Поезд плывет по железному мосту. Уже, словно туча моли, влетают во второй вагон с конца сонмища. Просачиваются ниоткуда – тощие, широкие, в банданах, в лоснящихся кожаных куртках, в белесых свитерах.
В «чистом» вагоне уже шабаш! Шабят мастырки. Слышится нашенский мат, затем неясно, как сквозь заглушку, смутно, вроде бы «Хорст Вессель», – и смутно как бы «Интернационал»…
Радуися, Благодатная!
– Зашевелились! – с тихой улыбкой удовлетворения говорит Религиозная Писательница.
Мы наконец выходим, оставляя за собой поющий, урчащий, воющий второй с конца вагон, желто-освещенный, бесноватый – один-единственный. Во всех остальных вагонах все как всегда – а сюда пришла
благодатьблагодатьблагодатьблагодатьблагодатьблагодатьблагодать
благодатьблагодатьблагодатьблагодатьблагодатьблагодатьблагодать
благодатьблагодатьблагодатьблагодать
Памяти Иосифа Бейна[1]
Осенним вечером я направлялась к себе домой, на улицу Великих Августинцев. Я возвращалась с поминок по поэту Павлику Кондорсе, прямому потомку просветителя, родоначальника «теории прогресса», объявленного конвентом в розыск, брошенного в тюрьму в 94-м, покончившего с жизнью, выпив из перстня укрытый яд…
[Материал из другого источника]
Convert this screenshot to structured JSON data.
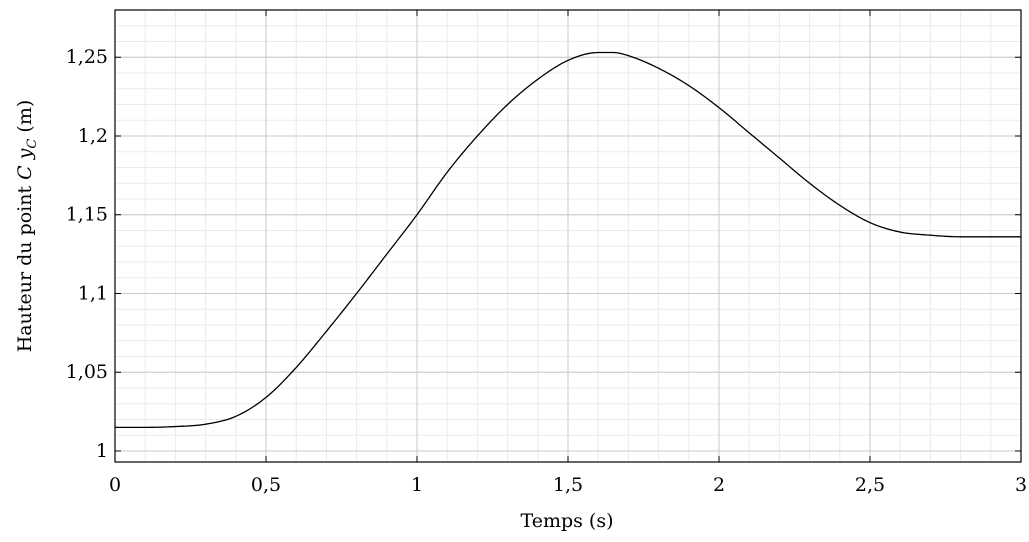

Спустя 200 с лишним лет, в Москве, его праправнук-диссидент «брал приступом» Главную площадь, протестуя против советского военного вторжения в Чехословакию. Был судим, прошел лагеря, насильно отправлен на родину предков, где жил неподалеку от площади Бастилии, в обветшалом строении на бульваре Ришар Ленуар.
Павлик так и не вписался в здешнюю жизнь. Он сильно тосковал по Москве, по компании сверстников – сильно пьющих мальчиков-поэтов из самостийного Объединения Молодых Гениев.
– Я – ма’киз де Кондо’cе, чисток’овный потомок ф’а-анцузских а’исток’атов, и на вашу п’а-аклятую Ф’анцию с’ать хотел! – сообщал Павлик по-русски собутыльникам в близлежащей пивнушке, вливая литрами в себя «формидабль» – ерш из полынной с черничным сиропом. Сама же пивнушка была местной достопримечательностью, прославленной даже в литературе: ее крышу венчала трехметровая бутыль «пинара», и это был «питейный адрес» комиссара Мегрэ. По Сименону, комиссар обитал неподалеку и захаживал сюда после тяжелого рабочего дня расслабиться и выпить пивка.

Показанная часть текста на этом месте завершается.